Risk-loving traders who aim to obtain substantial returns, should not be afraid of a bit of uncertainty.
Indeed, this bearish phase is clearly expected to take place in the short term. All of this gives Netflix a peculiarity that could prove favorable to investors: Daily volatility. An advantageous feature, especially for intra-day shareholders, who want to have revenues from short and sudden market changes.
Buy Netflix shares: Pros and Cons
The first advantage of Netflix shares concerns the price of the subscriptions. With affordable costs, the company manages to offer its service to a very wide audience.
In addition, by presenting original content, thanks also to the alliance with strategic partners, it has managed to obtain exclusive TV series, keeping the interest of its users alive.
It must be clear that the most famous streaming group in the world has all the necessary tools to respond positively to the demands of the public, respecting their tastes, and offering products in line with the needs.
It is a brand now known all over the world and which, in less than a decade, has managed to raise its quotations in an unexpected way!
In fact, the group’s desire to continue to expand does nothing but benefit the stock, as it means much wider visibility!
Netflix: An affordable asset
International customers, affordable costs, and exclusive products are strengths that should not be underestimated; they are the solid foundation of the company.
Operating in 190 countries around the world, Netflix’s fame has also spilled over into the stock market, making it an attractive asset and still full of potential.
Despite the resistance shown by Netflix, the blows taken by the development of new streaming platforms have been quite evident on the stock market.
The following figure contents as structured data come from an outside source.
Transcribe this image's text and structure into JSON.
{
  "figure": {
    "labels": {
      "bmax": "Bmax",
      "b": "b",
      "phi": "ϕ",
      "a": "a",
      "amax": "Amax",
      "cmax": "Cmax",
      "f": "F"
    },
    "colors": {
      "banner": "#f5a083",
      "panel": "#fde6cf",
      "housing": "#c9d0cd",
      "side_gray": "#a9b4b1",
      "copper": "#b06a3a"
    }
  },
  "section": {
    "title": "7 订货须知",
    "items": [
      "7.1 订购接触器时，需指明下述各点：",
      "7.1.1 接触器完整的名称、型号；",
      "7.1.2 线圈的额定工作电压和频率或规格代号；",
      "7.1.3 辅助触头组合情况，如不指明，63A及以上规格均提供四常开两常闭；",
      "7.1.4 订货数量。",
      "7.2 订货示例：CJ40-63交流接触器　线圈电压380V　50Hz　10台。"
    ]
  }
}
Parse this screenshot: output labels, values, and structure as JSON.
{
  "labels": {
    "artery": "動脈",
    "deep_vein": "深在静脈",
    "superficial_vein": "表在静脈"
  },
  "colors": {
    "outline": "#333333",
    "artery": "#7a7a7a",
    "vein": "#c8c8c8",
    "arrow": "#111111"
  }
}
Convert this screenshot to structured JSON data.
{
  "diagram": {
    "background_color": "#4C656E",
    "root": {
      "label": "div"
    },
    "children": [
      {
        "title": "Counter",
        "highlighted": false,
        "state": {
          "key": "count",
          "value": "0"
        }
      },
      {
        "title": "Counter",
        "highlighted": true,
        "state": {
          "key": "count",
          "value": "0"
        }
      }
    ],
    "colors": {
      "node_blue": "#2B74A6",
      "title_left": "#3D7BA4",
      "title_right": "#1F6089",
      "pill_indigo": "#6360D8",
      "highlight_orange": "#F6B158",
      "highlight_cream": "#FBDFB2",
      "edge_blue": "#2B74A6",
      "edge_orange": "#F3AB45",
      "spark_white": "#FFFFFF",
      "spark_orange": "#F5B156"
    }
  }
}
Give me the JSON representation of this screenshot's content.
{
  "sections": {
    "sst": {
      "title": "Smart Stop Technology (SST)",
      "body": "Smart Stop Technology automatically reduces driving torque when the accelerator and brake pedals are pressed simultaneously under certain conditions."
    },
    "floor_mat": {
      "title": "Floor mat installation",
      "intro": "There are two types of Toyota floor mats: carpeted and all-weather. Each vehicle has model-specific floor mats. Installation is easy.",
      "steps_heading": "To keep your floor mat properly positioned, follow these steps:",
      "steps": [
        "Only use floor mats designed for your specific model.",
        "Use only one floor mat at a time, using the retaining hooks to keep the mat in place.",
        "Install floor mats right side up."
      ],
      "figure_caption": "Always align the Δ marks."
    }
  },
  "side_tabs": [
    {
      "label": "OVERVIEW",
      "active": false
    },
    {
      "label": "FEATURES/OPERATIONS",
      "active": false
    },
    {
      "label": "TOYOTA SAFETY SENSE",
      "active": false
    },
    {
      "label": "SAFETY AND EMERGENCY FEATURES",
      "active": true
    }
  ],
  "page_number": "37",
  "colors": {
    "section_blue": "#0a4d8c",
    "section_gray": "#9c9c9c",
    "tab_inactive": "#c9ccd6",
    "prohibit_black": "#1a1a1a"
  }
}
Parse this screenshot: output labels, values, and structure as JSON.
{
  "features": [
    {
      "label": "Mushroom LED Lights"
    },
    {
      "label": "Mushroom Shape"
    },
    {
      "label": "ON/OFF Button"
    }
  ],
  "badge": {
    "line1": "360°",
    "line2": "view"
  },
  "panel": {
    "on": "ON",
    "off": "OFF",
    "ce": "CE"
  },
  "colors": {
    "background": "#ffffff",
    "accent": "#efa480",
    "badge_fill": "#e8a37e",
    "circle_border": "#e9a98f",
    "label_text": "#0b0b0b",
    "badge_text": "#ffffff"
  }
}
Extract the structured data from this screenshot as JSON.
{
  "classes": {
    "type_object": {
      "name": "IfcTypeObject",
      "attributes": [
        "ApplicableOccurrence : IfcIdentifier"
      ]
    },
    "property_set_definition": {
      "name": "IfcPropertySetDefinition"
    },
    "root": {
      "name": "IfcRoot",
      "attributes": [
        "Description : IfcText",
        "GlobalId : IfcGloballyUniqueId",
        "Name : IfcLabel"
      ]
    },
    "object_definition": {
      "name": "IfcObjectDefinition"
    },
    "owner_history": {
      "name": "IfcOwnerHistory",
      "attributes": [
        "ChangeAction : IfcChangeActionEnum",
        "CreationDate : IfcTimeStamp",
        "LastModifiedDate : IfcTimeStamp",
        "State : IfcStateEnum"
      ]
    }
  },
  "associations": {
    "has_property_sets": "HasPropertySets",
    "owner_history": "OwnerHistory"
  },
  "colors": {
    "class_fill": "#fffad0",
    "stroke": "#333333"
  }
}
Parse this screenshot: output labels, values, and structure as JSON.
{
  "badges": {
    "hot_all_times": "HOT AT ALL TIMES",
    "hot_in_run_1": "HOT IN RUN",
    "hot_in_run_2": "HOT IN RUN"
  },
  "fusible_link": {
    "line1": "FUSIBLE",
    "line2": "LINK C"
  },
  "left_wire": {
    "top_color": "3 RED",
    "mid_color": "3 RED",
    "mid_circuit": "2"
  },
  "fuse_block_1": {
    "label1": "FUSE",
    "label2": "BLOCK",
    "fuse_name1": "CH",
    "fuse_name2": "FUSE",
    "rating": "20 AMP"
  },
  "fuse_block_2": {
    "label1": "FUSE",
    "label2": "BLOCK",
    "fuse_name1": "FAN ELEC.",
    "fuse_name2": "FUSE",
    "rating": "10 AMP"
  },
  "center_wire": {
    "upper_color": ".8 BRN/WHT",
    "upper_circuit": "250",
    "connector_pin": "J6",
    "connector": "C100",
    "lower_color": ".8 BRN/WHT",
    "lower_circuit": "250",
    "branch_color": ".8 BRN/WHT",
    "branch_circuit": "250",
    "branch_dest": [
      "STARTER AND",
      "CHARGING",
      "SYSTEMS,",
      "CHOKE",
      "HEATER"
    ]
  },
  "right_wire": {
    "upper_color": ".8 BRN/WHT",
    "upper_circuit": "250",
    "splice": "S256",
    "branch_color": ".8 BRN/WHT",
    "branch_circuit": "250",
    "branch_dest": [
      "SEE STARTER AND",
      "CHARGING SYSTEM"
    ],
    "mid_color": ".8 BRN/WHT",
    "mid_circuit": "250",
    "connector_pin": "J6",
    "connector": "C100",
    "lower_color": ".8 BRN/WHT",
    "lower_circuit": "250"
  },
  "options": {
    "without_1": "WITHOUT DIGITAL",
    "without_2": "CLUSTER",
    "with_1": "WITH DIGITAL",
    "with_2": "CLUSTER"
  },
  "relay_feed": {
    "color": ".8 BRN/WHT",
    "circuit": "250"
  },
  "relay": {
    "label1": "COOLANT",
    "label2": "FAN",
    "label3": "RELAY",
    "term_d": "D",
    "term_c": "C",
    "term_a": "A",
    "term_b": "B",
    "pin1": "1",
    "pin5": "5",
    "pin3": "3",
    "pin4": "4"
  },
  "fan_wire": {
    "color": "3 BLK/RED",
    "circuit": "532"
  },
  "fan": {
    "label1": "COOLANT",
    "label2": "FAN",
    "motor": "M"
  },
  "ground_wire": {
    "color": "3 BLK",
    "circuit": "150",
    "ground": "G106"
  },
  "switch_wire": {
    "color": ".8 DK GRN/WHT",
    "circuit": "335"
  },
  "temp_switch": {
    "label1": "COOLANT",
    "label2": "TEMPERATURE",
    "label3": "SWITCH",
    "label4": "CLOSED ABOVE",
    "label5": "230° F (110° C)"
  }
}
Another disadvantage linked to investments concerns the poor diversification of activities. In simple terms, the company’s revenues are mainly linked to the streaming on demand service, so it is more complicated to take a stable position on the stock market.
Perhaps the increase in competition could mark a setback for the asset which, in reality, manages to keep its top position firmly thanks to the exclusive content that users enjoy.
This shows that the company has a good marketing plan, which aims to expand and improve the services offered in order to attract customers from all over the world. With the right partners and advertising, the group enjoys constant visibility.
Buy Netflix shares: Conclusions
As a group, Netflix is inevitably a name that is taking part of – almost – anyone’s life. Therefore, even those who have never thought about any investments, are aware of the fame of this asset.
Considering the trend with much potential and many growth possibilities, the choice to buy Netflix shares could be a good idea.
Analysts also insist on the dissemination of Netflix shares linked to the presence of original content, essential for the company’s growth.
Of course, we specify that no investment is ever 100% safe, but it is also true that online trading has become more accessible to everyone.
For this reason, using platforms such as eToro and its Copy Trading service, gives the opportunity to make concrete profits from an asset like Netflix.
Among other things, you don’t even need large capital: With eToro, it is possible to start with just 250 euros. In practice, you can do online trading with small amounts. Sometimes beginners are led to think that it takes a lot of money to start investing in the stock market, but this is absolutely not the case.
The answer is easy: Through the best brokers that offer CFDs investment, without any commission.
This company has been the protagonist of one of the biggest stock market rides in the last ten years. Its stock has exploded by more than 300% and growth margins are still wide.
Yes, through CFD brokers such as eToro or ForexTB: Secure platforms that do not charge any fixed fees for users.
Its birth dates back to 1997, in Scotts Valley in California.
According to the available data, the turnover for 2019 was $ 20 billion.